Кнабаух бежал по отделению. Артура Александровича пошатывало из стороны в сторону, но скрип искусственной ноги за спиной гнал его вперед. Он ругал себя за то, что рано увел Колю-Колю с поля боя. Ругал Колю-Колю за слабый удар, за то, что не провел «контрольный в голову». Он ругал в целом отечественную пенитенциарную систему за то, что таких монстров вообще выпускают на свободу! Одним словом, Мозг бежал к туалету.
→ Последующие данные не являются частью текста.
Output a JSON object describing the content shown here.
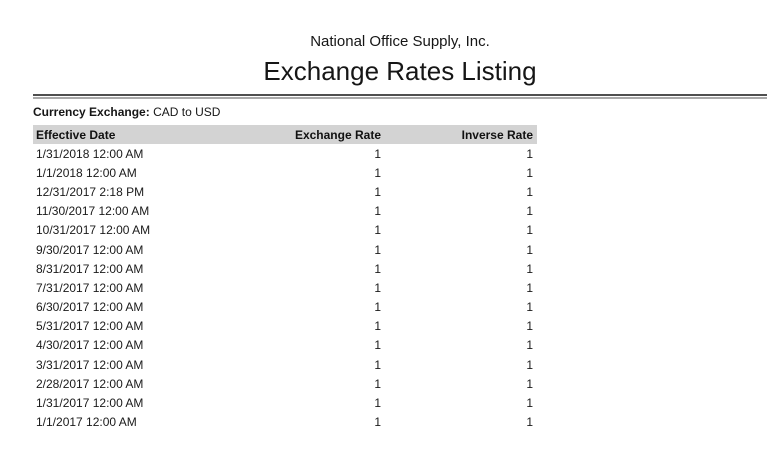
{
  "report": {
    "company": "National Office Supply, Inc.",
    "title": "Exchange Rates Listing",
    "filter_label": "Currency Exchange:",
    "filter_value": "CAD to USD"
  },
  "table": {
    "columns": [
      {
        "label": "Effective Date",
        "align": "left"
      },
      {
        "label": "Exchange Rate",
        "align": "right"
      },
      {
        "label": "Inverse Rate",
        "align": "right"
      }
    ],
    "rows": [
      {
        "date": "1/31/2018 12:00 AM",
        "exchange_rate": "1",
        "inverse_rate": "1"
      },
      {
        "date": "1/1/2018 12:00 AM",
        "exchange_rate": "1",
        "inverse_rate": "1"
      },
      {
        "date": "12/31/2017 2:18 PM",
        "exchange_rate": "1",
        "inverse_rate": "1"
      },
      {
        "date": "11/30/2017 12:00 AM",
        "exchange_rate": "1",
        "inverse_rate": "1"
      },
      {
        "date": "10/31/2017 12:00 AM",
        "exchange_rate": "1",
        "inverse_rate": "1"
      },
      {
        "date": "9/30/2017 12:00 AM",
        "exchange_rate": "1",
        "inverse_rate": "1"
      },
      {
        "date": "8/31/2017 12:00 AM",
        "exchange_rate": "1",
        "inverse_rate": "1"
      },
      {
        "date": "7/31/2017 12:00 AM",
        "exchange_rate": "1",
        "inverse_rate": "1"
      },
      {
        "date": "6/30/2017 12:00 AM",
        "exchange_rate": "1",
        "inverse_rate": "1"
      },
      {
        "date": "5/31/2017 12:00 AM",
        "exchange_rate": "1",
        "inverse_rate": "1"
      },
      {
        "date": "4/30/2017 12:00 AM",
        "exchange_rate": "1",
        "inverse_rate": "1"
      },
      {
        "date": "3/31/2017 12:00 AM",
        "exchange_rate": "1",
        "inverse_rate": "1"
      },
      {
        "date": "2/28/2017 12:00 AM",
        "exchange_rate": "1",
        "inverse_rate": "1"
      },
      {
        "date": "1/31/2017 12:00 AM",
        "exchange_rate": "1",
        "inverse_rate": "1"
      },
      {
        "date": "1/1/2017 12:00 AM",
        "exchange_rate": "1",
        "inverse_rate": "1"
      }
    ]
  },
  "colors": {
    "header_bg": "#d3d3d3",
    "rule_dark": "#4f4f4f",
    "rule_light": "#a9a9a9",
    "text": "#1a1a1a"
  }
}
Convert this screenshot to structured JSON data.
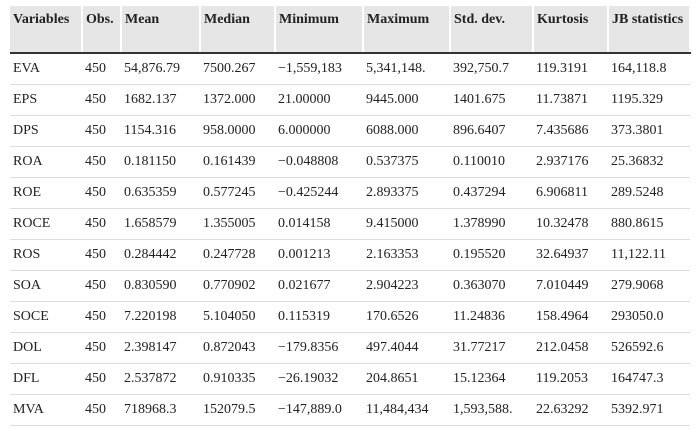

Там должны были быть кабинки, а в них замки на дверях! Больше в больную голову ничего не приходило. По пути он пытался звать на помощь. Без особой надежды. Больница — не то место.

Контуры заветной двери с писающим мальчиком расплывались в глазах, и только изогнутая струйка, как пугающая реклама простатита, почему-то виделась очень ясно. Свистящее дыхание за спиной было слышно все отчетливее.

— Ты покойник, фраер! Я тебе пальцы отгрызу. А уши съем сырыми!

Сильные узловатые руки уже почти схватили Мозга за край пижамы, но в этот момент Кнабаух вбежал в туалет.

Воздух свободы пах мочой и дешевыми папиросами. «Только бы работали замки. Только бы работали замки…» — повторял Артур Александрович как заклинание, вбегая в дымную атмосферу… И вдруг остановился. Все кабинки были заняты. Он понял это сразу. Потому что у кабинок не было дверей!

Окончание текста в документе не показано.